Je progresse en courant et m'engage dans un autre couloir. Les odeurs et les sont s'amplifient, jusqu'à ce que je débouche sur une autre grille. Au dessus de cette porte, un panneau indique "enclos". Je ne prends même pas le temps de tester mon badge, je me fie directement à mes muscles robotiques. La grille coulisse plus difficilement que la précédente. 

Quelques mètres plus loin, le couloir s'élargit et je découvre les premières cellules. Il y en a beaucoup. Elles ne sont pas éclairées, mais je devine ce qui s'y cache. Les battements de cœur me parviennent par dizaine. Tout comme les odeurs de fluides corporels : urine, sang, sueur. Urine, sang, sueur. Urine, sang, sueur.

Bordel. Bordel. Bordel. Bordel. Bordel.

- C'est qui ? demande une voix sortie des ténèbres d'une cage.

- Je m'appelle Eden. Approchez-vous de la grille, montrez-vous.
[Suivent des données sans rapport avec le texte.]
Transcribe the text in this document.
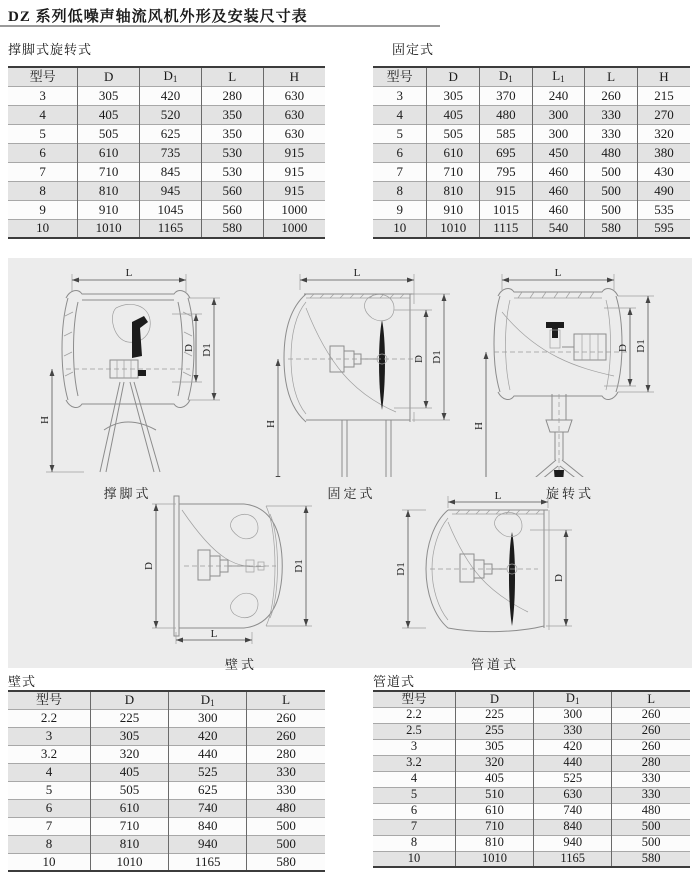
DZ 系列低噪声轴流风机外形及安装尺寸表
撑脚式旋转式	固定式
型号	D	$D_1$	L	H
3	305	420	280	630
4	405	520	350	630
5	505	625	350	630
6	610	735	530	915
7	710	845	530	915
8	810	945	560	915
9	910	1045	560	1000
10	1010	1165	580	1000
型号	D	$D_1$	$L_1$	L	H
3	305	370	240	260	215
4	405	480	300	330	270
5	505	585	300	330	320
6	610	695	450	480	380
7	710	795	460	500	430
8	810	915	460	500	490
9	910	1015	460	500	535
10	1010	1115	540	580	595
L
D D1
H
撑脚式
L
D D1
H
固定式
L
D D1
H
旋转式
D	D1
L
壁式
L
D1
D
管道式
壁式	管道式
型号	D	$D_1$	L
2.2	225	300	260
3	305	420	260
3.2	320	440	280
4	405	525	330
5	505	625	330
6	610	740	480
7	710	840	500
8	810	940	500
10	1010	1165	580
型号	D	$D_1$	L
2.2	225	300	260
2.5	255	330	260
3	305	420	260
3.2	320	440	280
4	405	525	330
5	510	630	330
6	610	740	480
7	710	840	500
8	810	940	500
10	1010	1165	580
Un jeune homme crasseux habillé d'un pagne sort de l'ombre, tandis que d'autres âmes en peine geignent derrière lui.

Sans m'en rendre compte, je bredouille quelques mots : Bordel de merde, je suis où ?

- Bienvenu au -7. T'as pas entendu quand tu es entré ? marmonne l'animal.

Je comprends alors. La voix de l'ascenseur, quand je suis descendu. Je sais ce qu'elle a annoncé. 

Niveau -7 : la Ferme

La ferme. Il y a les cultures, et il y a l'élevage. Toute vie est morte à l'extérieur. Plus d'animaux. Mais on ne mange pas que des légumes. Le Self nous sert aussi de la viande.